Rosanna O’Connor, Director of Alcohol, Drugs and Tobacco for Public Health England said:“The benefits of stopping smoking are almost immediate: quitters will soon see reduced blood pressure, easier breathing and better circulation. It is one of the best things a person from any community, including the LGBT community, can do to improve their health and reduce their chances of developing long-term conditions and dying prematurely”
“This year, Stoptober will be providing people with more engaging and personalised support than ever. Along with receiving proven advice and support, participants this year will get encouragement every day from some of the best comedians in the country to help them reach 28 days smokefree. Sign up today and get ready to start your quitting journey with our support.”
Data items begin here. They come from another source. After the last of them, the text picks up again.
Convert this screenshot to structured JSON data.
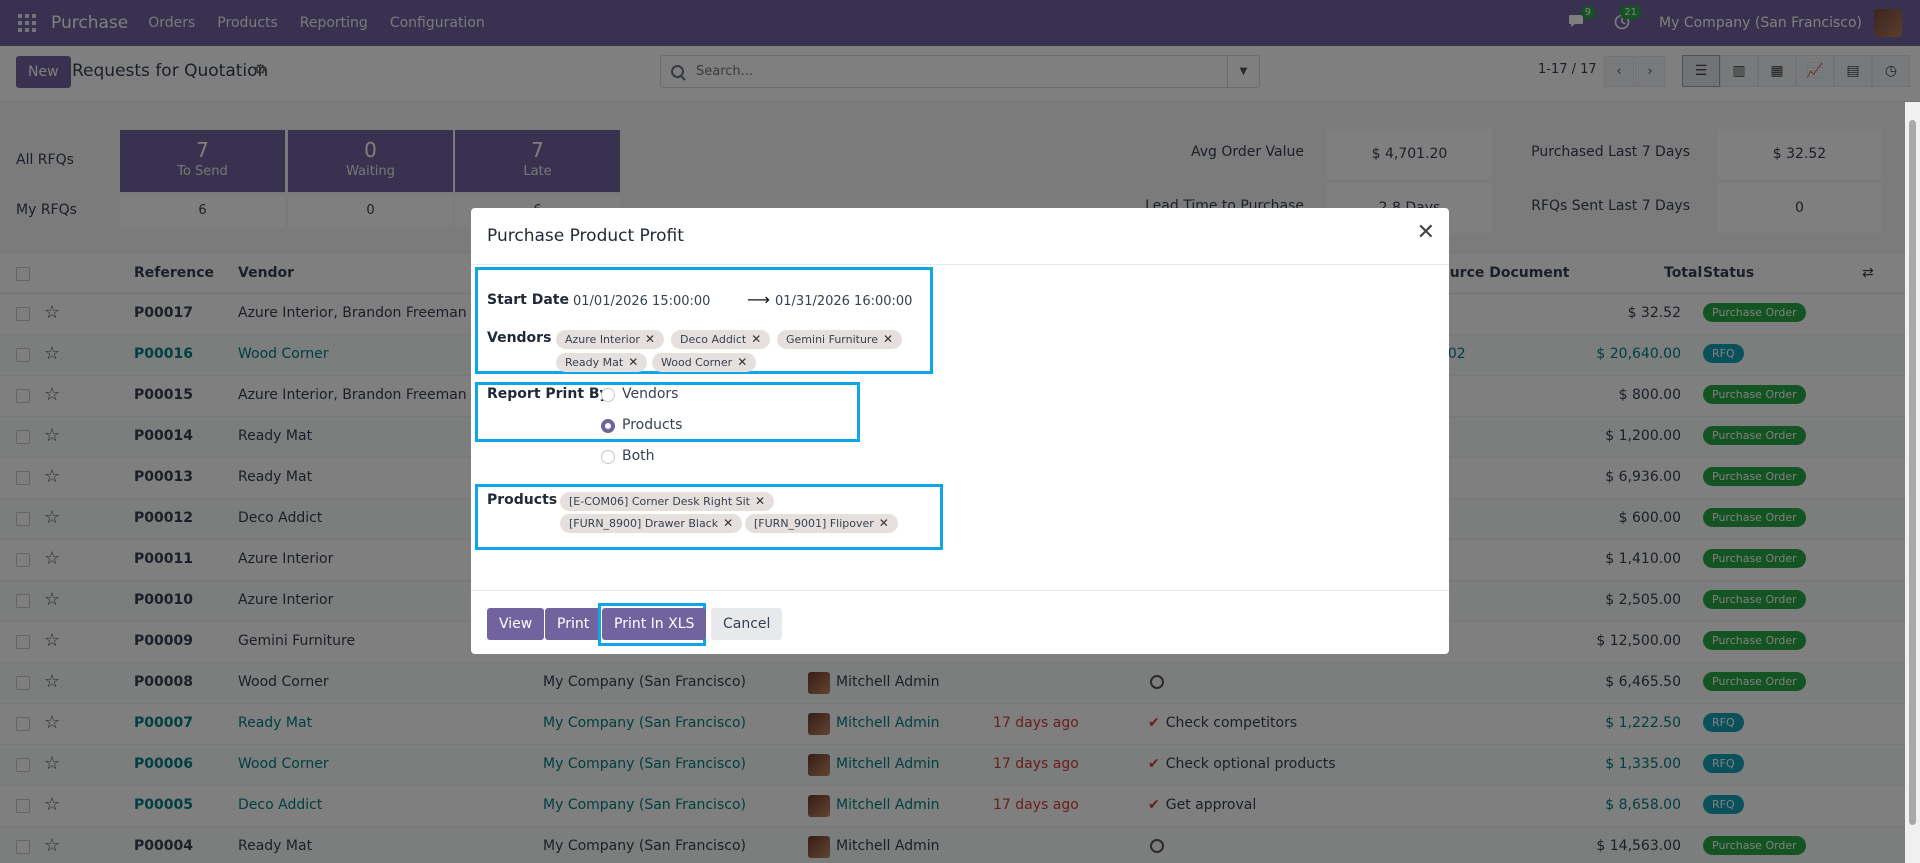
{
  "navbar": {
    "app_name": "Purchase",
    "menu": [
      "Orders",
      "Products",
      "Reporting",
      "Configuration"
    ],
    "messages_badge": "9",
    "activity_badge": "21",
    "company": "My Company (San Francisco)"
  },
  "control": {
    "new_label": "New",
    "title": "Requests for Quotation",
    "search_placeholder": "Search...",
    "pager": "1-17 / 17"
  },
  "dashboard": {
    "all_rfqs": "All RFQs",
    "my_rfqs": "My RFQs",
    "tiles": [
      {
        "num": "7",
        "label": "To Send",
        "mine": "6"
      },
      {
        "num": "0",
        "label": "Waiting",
        "mine": "0"
      },
      {
        "num": "7",
        "label": "Late",
        "mine": "6"
      }
    ],
    "kpis": {
      "avg_order_label": "Avg Order Value",
      "avg_order_value": "$ 4,701.20",
      "purchased_label": "Purchased Last 7 Days",
      "purchased_value": "$ 32.52",
      "lead_time_label": "Lead Time to Purchase",
      "lead_time_value": "2.8 Days",
      "rfqs_sent_label": "RFQs Sent Last 7 Days",
      "rfqs_sent_value": "0"
    }
  },
  "table": {
    "headers": {
      "reference": "Reference",
      "vendor": "Vendor",
      "source_document": "Source Document",
      "total": "Total",
      "status": "Status"
    },
    "rows": [
      {
        "ref": "P00017",
        "vendor": "Azure Interior, Brandon Freeman",
        "company": "",
        "buyer": "",
        "deadline": "",
        "activity": "",
        "source": "",
        "total": "$ 32.52",
        "status": "Purchase Order"
      },
      {
        "ref": "P00016",
        "vendor": "Wood Corner",
        "company": "",
        "buyer": "",
        "deadline": "",
        "activity": "",
        "source": "0002",
        "total": "$ 20,640.00",
        "status": "RFQ"
      },
      {
        "ref": "P00015",
        "vendor": "Azure Interior, Brandon Freeman",
        "company": "",
        "buyer": "",
        "deadline": "",
        "activity": "",
        "source": "",
        "total": "$ 800.00",
        "status": "Purchase Order"
      },
      {
        "ref": "P00014",
        "vendor": "Ready Mat",
        "company": "",
        "buyer": "",
        "deadline": "",
        "activity": "",
        "source": "",
        "total": "$ 1,200.00",
        "status": "Purchase Order"
      },
      {
        "ref": "P00013",
        "vendor": "Ready Mat",
        "company": "",
        "buyer": "",
        "deadline": "",
        "activity": "",
        "source": "",
        "total": "$ 6,936.00",
        "status": "Purchase Order"
      },
      {
        "ref": "P00012",
        "vendor": "Deco Addict",
        "company": "",
        "buyer": "",
        "deadline": "",
        "activity": "",
        "source": "",
        "total": "$ 600.00",
        "status": "Purchase Order"
      },
      {
        "ref": "P00011",
        "vendor": "Azure Interior",
        "company": "",
        "buyer": "",
        "deadline": "",
        "activity": "",
        "source": "",
        "total": "$ 1,410.00",
        "status": "Purchase Order"
      },
      {
        "ref": "P00010",
        "vendor": "Azure Interior",
        "company": "",
        "buyer": "",
        "deadline": "",
        "activity": "",
        "source": "",
        "total": "$ 2,505.00",
        "status": "Purchase Order"
      },
      {
        "ref": "P00009",
        "vendor": "Gemini Furniture",
        "company": "",
        "buyer": "",
        "deadline": "",
        "activity": "",
        "source": "",
        "total": "$ 12,500.00",
        "status": "Purchase Order"
      },
      {
        "ref": "P00008",
        "vendor": "Wood Corner",
        "company": "My Company (San Francisco)",
        "buyer": "Mitchell Admin",
        "deadline": "",
        "activity": "",
        "source": "",
        "total": "$ 6,465.50",
        "status": "Purchase Order"
      },
      {
        "ref": "P00007",
        "vendor": "Ready Mat",
        "company": "My Company (San Francisco)",
        "buyer": "Mitchell Admin",
        "deadline": "17 days ago",
        "activity": "Check competitors",
        "source": "",
        "total": "$ 1,222.50",
        "status": "RFQ"
      },
      {
        "ref": "P00006",
        "vendor": "Wood Corner",
        "company": "My Company (San Francisco)",
        "buyer": "Mitchell Admin",
        "deadline": "17 days ago",
        "activity": "Check optional products",
        "source": "",
        "total": "$ 1,335.00",
        "status": "RFQ"
      },
      {
        "ref": "P00005",
        "vendor": "Deco Addict",
        "company": "My Company (San Francisco)",
        "buyer": "Mitchell Admin",
        "deadline": "17 days ago",
        "activity": "Get approval",
        "source": "",
        "total": "$ 8,658.00",
        "status": "RFQ"
      },
      {
        "ref": "P00004",
        "vendor": "Ready Mat",
        "company": "My Company (San Francisco)",
        "buyer": "Mitchell Admin",
        "deadline": "",
        "activity": "",
        "source": "",
        "total": "$ 14,563.00",
        "status": "Purchase Order"
      }
    ]
  },
  "modal": {
    "title": "Purchase Product Profit",
    "start_date_label": "Start Date",
    "start_date": "01/01/2026 15:00:00",
    "end_date": "01/31/2026 16:00:00",
    "vendors_label": "Vendors",
    "vendors": [
      "Azure Interior",
      "Deco Addict",
      "Gemini Furniture",
      "Ready Mat",
      "Wood Corner"
    ],
    "report_print_by_label": "Report Print By",
    "options": [
      "Vendors",
      "Products",
      "Both"
    ],
    "selected_option": "Products",
    "products_label": "Products",
    "products": [
      "[E-COM06] Corner Desk Right Sit",
      "[FURN_8900] Drawer Black",
      "[FURN_9001] Flipover"
    ],
    "buttons": {
      "view": "View",
      "print": "Print",
      "print_xls": "Print In XLS",
      "cancel": "Cancel"
    }
  },
  "colors": {
    "brand": "#71639e",
    "highlight": "#0ea5e9",
    "po_badge": "#28a745",
    "rfq_badge": "#17a2b8"
  }
}
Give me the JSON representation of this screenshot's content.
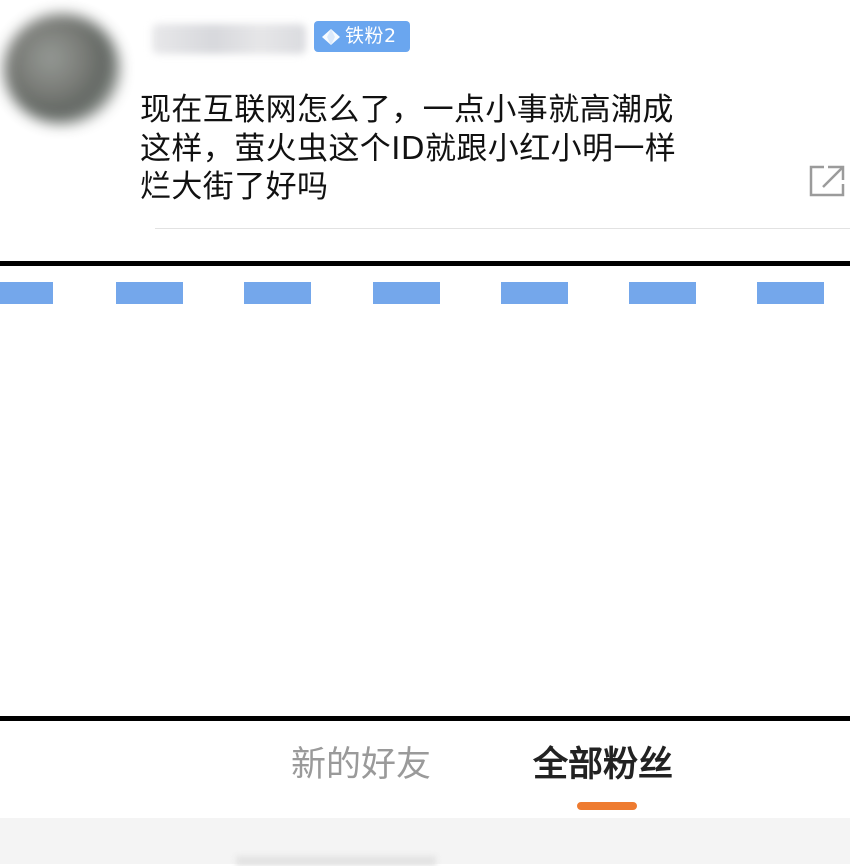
{
  "comment": {
    "fan_badge": "铁粉2",
    "lines": [
      "现在互联网怎么了，一点小事就高潮成",
      "这样，萤火虫这个ID就跟小红小明一样",
      "烂大街了好吗"
    ]
  },
  "tabs": {
    "new_friends": "新的好友",
    "all_fans": "全部粉丝",
    "active_tab": "全部粉丝"
  },
  "colors": {
    "badge": "#6aa6ef",
    "dash": "#74a7eb",
    "tab_indicator": "#ee7b30",
    "tab_active": "#222222",
    "tab_inactive": "#9a9a9a"
  },
  "icons": {
    "badge": "diamond-icon",
    "share": "share-external-icon"
  }
}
Rob Cookson Deputy Chief Executive of Manchester’s LGBT Foundation shares his story of how he is quitting:‘I didn’t smoke at school. I started aged 17 when I met a guy I fell in love with and initially only smoked with him (in secret). So I had two secrets I was hiding from my parents, being gay and being a smoker. At the time I felt I was in control, I could go without having a cigarette for ages but at university I smoked more and I was struggling with my sexuality. My smoking increased the more I worried about the possible judgement I would get about me being gay from my parents, friends, society etc. The years rolled by and by the time I was in my thirties I couldn’t stop smoking. I tried about seven or eight times to quit but always went back to the perceived security of a cigarette after a month. I did access a smoking cessation service but I didn’t feel that it spoke to me as a gay man. Nothing contextualised the issue of being gay and being a smoker or recognised that smoking had a link with my anxieties about coming out, about being gay. Eventually I turned to other friends from the LGBT community for support and asked them about their experiences of quitting smoking. That LGBT peer support was inspirational and key to my giving up cigarettes. I’m pleased to say that I am now fifteen months smoke free.’
Shappi Khorsandi who is supporting this year’s campaign says: “I have friends and family who haven’t been able to stop smoking and so I know how hard quitting can be. That’s why this Stoptober, I’m on hand to offer encouragement, support and a little bit of TLC when the going gets tough. Make it through 28 days and you’re five times more likely to quit for good.”
By signing up to Stoptober, participants can choose from a range of free support tools including daily emails and text messages from the comedians throughout the 28 day quit attempt as well as a mobile phone app which includes lots more tips and advice - all of which have shown to increase the chances of staying smokefree.